UK songwriter and rapper Slowthai is back with his latest full length LP “TYRON.” This is the second full-length commercial album from the Northampton native, which arrives just a few years after his breakout debut, “Nothing Great About Britain,” which was well-received thanks to its fusion of grime, hardcore hip hop and with some punk aesthetics. Along with Thai’s unique, nasally, elastic and animated delivery, his more aggressive tracks paired with wild shows and social media antics earned him somewhat of a bad boy reputation.
It looks like Slowthai may be trying to find a balance between this image with “TYRON.” This LP is presented in a two-disc format, although rounding off at a swift 35 minutes. While relatively short, this record comes with quite a strong emotional separation between the two batches of tracks. Bouncy aggressive bangers with a trap flare to kick things off at the beginning of the project with a run of despondent diatribes, with names like James Blake, Mount Kimbie and Dominic Fike adding to the emotional nuance part of the album.
Where at times he’s reckless and carefree, the next he’s very emotional struggling with his mental health. On his last record, I felt Slowthai did a good job in making these two sides of himself quite clear, but with his new LP, it is clear that he really wants listeners to understand these two sides of himself, which I did for better or worse. In the process, it feels like he is pitting the two sides of himself against each other, and what side outshines the other depends on personal preference, personality and what has made you a fan of Slowthai’s music in the first place.

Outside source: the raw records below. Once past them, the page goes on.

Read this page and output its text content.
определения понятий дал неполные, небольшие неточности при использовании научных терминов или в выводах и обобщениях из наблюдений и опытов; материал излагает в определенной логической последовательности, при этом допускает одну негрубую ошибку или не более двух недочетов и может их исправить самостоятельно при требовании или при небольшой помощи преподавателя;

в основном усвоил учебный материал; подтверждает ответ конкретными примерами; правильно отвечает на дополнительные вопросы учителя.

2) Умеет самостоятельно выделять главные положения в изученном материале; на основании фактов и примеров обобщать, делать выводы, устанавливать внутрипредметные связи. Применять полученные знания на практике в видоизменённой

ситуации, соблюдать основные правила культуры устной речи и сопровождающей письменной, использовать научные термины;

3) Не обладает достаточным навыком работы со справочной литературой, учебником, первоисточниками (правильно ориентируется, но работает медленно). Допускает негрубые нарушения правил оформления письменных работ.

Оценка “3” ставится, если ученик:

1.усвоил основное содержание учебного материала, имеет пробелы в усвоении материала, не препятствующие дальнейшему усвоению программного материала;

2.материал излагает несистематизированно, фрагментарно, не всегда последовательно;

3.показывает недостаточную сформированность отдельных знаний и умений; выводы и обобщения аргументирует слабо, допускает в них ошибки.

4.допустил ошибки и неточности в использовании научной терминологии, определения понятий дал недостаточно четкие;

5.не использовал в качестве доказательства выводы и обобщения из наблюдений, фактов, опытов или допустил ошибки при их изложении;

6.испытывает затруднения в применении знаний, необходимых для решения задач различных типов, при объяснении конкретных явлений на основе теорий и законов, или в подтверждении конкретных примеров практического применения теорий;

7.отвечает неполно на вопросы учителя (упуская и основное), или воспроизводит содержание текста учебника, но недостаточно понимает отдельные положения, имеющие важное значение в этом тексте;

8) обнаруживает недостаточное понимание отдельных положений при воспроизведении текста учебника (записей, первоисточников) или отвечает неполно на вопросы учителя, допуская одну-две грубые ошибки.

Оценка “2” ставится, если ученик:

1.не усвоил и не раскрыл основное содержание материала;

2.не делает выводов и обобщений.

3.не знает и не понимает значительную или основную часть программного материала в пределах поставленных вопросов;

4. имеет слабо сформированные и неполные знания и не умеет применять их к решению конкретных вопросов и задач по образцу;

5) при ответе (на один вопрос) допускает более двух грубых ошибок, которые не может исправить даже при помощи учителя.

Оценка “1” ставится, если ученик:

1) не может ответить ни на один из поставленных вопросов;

Whether he’s speaking on his overindulgence of drugs and women over a bassy trap beat, or talking about his struggles with depression and mental health, there isn’t much of a significant difference between the two faces of Slowthai. Overall, the second half of the album is more calm and emotional, but Slowthai still comes with the zany animated flows and delivery.
There are some standouts in the first half of the record, with tracks such as the hard-hitting “MAZZA,” featuring A$AP Rocky, in what seems to be Thai’s attempt at a Playboi Carti song. Slowthai is spitting shrapnel and crazy ad-libs over a bare trap beat and deceptively dusty, weary, wheezing chords; Rocky doesn’t skimp on his guest appearance, giving an impressive performance with clever lyricism and wordplay. Other tracks like “CANCELLED” featuring Skepta were also standout moments for this half of the project, where the subject matter revolves around “cancel culture” and how they cannot be cancelled due to their enigmatic status.
The second half of the album is a calm production, and Slowthai speaks on his struggles with mental health, addiction and relationships. The Northampton rapper clearly wanted to make both sides of himself clear as day. I especially enjoyed the outro track “adhd,” where he speaks on his state of mind, almost going over the edge and needing someone to pull him back in. Slowthai’s outro is a fitting closer to the album in the way that it alludes to him going through these mental struggles that put us on the “TYRON” journey. His anger and depression coalesce and meet at this enraged climax.
Verdict: Overall, this was a strong showing for Slowthai, both creatively and conceptually. This record is more so about the journey than it is about any one track. Though “TYRON”’s introspective side slightly outshines the bangers, the overall journey is compelling.